According to its laws, Brazil is one of the most gay-friendly countries around. Same-sex couples have enjoyed marriage equality since 2011, and officials can’t refuse to perform a civil wedding. In fact, the Constitution has a general provision explicitly prohibiting laws that allow for discrimination, though there is not a law specifying protections for LGBT people yet.
But despite this rosy legal picture, there has actually been epidemic of anti-LGBT violence. Transgender people and others with gender-nonconforming characteristics have been particularly targeted in these attacks. In January alone, at least 48 trans women were murdered in Brazil. In the year 2014, an estimated 326 LGBT people were killed, and they were disproportionately trans people. In fact, Brazil has the world’s highest rate of fatal violence against transgender people. Meanwhile, Grupo Gay da Bahio estimates that there have been at least 1,600 hate-motivated LGBT deaths in the past four and a half years — about one murdered gay, lesbian, bisexual, or transgender person a day.

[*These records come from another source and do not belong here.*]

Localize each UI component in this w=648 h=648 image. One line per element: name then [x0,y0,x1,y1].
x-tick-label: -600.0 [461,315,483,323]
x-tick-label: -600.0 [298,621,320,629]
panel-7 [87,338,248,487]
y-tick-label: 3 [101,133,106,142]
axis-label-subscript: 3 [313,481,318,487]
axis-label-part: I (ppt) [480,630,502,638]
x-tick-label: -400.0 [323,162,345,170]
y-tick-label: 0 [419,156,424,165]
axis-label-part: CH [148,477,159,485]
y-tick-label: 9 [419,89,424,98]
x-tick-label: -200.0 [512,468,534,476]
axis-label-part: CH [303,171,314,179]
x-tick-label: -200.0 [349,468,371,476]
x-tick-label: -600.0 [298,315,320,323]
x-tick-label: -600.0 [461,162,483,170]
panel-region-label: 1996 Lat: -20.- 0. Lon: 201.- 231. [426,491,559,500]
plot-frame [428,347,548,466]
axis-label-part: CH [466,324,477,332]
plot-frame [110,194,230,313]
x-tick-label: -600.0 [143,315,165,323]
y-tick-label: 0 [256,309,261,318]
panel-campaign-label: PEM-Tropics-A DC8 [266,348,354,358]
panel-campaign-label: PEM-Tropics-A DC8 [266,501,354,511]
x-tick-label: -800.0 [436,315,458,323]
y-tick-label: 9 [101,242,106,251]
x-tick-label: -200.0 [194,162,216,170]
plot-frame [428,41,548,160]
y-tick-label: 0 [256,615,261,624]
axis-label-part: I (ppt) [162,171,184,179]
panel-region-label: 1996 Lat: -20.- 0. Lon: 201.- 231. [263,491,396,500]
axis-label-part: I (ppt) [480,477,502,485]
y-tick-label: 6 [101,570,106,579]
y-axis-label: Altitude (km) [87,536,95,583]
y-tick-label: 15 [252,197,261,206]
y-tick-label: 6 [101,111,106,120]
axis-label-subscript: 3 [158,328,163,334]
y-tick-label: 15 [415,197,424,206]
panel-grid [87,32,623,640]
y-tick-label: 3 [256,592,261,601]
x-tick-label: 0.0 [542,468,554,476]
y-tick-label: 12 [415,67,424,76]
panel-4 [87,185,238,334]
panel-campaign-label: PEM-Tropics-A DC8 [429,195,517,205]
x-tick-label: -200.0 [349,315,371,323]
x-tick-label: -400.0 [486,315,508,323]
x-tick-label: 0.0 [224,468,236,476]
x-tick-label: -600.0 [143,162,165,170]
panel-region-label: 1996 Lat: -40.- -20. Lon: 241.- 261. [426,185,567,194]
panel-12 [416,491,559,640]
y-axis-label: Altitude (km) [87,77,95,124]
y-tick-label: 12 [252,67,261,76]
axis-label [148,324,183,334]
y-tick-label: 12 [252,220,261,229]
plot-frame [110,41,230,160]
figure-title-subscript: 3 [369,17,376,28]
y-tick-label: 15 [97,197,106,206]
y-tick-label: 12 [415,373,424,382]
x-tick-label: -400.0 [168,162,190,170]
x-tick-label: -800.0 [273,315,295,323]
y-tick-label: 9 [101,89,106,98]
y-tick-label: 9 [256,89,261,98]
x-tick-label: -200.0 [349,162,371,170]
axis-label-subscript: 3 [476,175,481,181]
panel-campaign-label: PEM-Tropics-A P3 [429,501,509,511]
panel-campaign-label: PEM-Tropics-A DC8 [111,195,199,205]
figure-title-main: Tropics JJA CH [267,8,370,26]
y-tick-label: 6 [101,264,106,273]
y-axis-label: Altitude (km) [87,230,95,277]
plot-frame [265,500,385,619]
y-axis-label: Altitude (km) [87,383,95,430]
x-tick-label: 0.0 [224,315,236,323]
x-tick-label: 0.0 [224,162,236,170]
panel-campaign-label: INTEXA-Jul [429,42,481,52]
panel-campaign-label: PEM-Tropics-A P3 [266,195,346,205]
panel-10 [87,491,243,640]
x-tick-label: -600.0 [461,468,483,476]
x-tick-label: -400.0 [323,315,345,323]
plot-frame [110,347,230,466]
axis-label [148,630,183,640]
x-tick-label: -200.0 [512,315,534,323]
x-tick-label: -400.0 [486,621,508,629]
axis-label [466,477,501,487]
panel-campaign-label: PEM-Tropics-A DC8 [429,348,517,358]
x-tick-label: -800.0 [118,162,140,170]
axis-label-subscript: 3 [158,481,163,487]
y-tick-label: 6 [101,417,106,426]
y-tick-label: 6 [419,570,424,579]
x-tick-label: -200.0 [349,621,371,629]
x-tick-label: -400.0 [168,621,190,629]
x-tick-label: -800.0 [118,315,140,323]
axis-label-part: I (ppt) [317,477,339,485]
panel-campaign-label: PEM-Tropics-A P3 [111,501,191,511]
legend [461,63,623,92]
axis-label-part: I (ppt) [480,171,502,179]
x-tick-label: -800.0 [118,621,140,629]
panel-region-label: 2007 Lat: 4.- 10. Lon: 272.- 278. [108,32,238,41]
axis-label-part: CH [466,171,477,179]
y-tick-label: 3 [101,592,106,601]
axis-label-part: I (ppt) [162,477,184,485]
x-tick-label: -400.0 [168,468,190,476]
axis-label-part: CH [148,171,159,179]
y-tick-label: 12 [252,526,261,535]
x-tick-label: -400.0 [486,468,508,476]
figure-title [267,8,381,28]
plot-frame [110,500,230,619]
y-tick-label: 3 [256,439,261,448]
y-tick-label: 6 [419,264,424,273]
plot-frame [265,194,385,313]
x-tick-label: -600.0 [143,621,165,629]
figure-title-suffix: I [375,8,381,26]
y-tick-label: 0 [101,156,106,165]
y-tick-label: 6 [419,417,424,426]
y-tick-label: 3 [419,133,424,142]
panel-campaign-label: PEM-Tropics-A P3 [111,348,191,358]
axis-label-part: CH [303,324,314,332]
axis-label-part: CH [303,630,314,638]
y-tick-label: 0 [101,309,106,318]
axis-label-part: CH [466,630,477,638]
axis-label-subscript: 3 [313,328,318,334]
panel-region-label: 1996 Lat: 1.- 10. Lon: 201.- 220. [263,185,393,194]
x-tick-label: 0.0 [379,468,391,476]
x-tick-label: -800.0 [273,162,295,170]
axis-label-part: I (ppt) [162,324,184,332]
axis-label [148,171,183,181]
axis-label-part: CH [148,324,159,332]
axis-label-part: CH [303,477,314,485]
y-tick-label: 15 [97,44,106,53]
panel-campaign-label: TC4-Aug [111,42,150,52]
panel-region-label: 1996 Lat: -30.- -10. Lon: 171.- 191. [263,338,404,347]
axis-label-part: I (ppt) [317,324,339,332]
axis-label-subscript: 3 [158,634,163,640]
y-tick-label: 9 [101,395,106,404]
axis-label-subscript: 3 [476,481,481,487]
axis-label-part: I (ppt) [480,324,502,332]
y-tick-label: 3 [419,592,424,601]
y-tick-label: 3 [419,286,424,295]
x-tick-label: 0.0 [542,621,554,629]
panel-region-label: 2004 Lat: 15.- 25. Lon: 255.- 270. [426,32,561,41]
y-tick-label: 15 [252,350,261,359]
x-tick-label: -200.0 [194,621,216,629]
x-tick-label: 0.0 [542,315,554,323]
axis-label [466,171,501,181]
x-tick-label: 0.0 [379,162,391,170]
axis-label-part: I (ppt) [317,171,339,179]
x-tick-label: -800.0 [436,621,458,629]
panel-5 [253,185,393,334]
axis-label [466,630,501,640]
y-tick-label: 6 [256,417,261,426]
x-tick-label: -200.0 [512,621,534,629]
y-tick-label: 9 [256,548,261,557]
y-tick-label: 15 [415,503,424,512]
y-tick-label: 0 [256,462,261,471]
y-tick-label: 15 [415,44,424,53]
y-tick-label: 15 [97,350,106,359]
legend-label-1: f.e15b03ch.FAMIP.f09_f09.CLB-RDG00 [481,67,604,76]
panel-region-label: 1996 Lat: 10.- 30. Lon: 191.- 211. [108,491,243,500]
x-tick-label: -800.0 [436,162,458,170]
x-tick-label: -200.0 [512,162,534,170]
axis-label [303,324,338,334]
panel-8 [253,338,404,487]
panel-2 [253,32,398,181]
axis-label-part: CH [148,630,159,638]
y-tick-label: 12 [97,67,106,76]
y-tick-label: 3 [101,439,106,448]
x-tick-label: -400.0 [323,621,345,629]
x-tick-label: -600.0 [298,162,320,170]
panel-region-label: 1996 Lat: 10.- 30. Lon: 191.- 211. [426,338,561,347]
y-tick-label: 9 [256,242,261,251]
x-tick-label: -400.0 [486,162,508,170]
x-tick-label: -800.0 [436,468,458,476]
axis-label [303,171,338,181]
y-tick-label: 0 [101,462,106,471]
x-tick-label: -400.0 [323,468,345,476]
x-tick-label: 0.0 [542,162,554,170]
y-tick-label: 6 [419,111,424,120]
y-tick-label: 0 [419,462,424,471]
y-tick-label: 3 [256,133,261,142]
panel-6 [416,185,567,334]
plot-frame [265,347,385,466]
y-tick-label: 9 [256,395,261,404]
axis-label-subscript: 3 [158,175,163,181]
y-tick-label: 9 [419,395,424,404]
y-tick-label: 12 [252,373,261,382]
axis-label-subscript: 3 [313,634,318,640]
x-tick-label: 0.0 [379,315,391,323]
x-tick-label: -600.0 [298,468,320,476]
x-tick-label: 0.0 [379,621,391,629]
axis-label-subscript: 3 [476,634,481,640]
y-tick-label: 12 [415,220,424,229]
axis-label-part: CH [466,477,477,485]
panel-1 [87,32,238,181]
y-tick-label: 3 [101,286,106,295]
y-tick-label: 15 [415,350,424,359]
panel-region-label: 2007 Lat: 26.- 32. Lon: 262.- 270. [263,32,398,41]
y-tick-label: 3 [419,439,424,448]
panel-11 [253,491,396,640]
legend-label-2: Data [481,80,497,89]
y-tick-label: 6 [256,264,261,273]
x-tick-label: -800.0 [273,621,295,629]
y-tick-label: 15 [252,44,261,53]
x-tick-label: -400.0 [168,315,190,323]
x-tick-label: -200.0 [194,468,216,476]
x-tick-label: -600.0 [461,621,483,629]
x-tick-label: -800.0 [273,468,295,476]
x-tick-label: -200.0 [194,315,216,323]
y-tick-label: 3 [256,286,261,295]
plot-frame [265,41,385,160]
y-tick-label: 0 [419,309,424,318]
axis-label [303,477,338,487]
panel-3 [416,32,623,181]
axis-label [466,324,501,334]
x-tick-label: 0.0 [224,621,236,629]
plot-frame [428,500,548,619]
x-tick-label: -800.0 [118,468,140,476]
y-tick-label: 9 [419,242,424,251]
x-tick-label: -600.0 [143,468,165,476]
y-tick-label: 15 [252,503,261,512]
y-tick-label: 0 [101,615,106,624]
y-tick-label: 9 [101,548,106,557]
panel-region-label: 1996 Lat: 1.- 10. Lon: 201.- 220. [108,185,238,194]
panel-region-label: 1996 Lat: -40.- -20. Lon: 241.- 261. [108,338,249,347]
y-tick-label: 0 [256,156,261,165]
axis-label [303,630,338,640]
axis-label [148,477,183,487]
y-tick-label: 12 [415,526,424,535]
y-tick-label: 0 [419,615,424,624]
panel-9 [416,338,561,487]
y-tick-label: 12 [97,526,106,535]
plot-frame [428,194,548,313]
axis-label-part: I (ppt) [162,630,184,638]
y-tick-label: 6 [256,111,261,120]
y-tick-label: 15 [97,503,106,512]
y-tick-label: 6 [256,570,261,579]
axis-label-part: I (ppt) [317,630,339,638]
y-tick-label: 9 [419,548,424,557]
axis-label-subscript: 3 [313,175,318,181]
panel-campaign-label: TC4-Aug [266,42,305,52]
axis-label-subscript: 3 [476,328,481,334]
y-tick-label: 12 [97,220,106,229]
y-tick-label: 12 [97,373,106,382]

Rather than protecting LGBT people from this violence, police are often perpetuating it. In recent months there has been a “surge” of police killings, particularly of young, black men from poor communities. The poverty trans and gender-nonconforming people are more likely to experience because of discrimination makes them all the more vulnerable.
The Brazilian landscape is not guaranteed to improve for LGBT people either, with Christian evangelical fundamentalism on the rise both throughout society and politics. As an example, Congressman Jail Bolsonaro, who many have called “Brazil’s Donald Trump” because of his outrageous views, is already ramping up a presidential campaign for 2018. He is exceedingly anti-LGBT, regularly using anti-gay epithets to attack his opponents. He has compared marriage equality to pedophilia and claimed that LGBT people want to recruit children for sex.
This anti-LGBT violence and sentiment could permeate what should otherwise be an inclusive Olympics. The Pride House is back, promising a welcoming space to celebrate and honor LGBT athletes and promote human rights internationally.
Despite new guidelines for allowing transgender athletes to participate, no openly trans athletes qualified this year. But there may be trans coaches, support staff, family, or friends on their way to Rio.
What kind of experience they will have remains to be seen.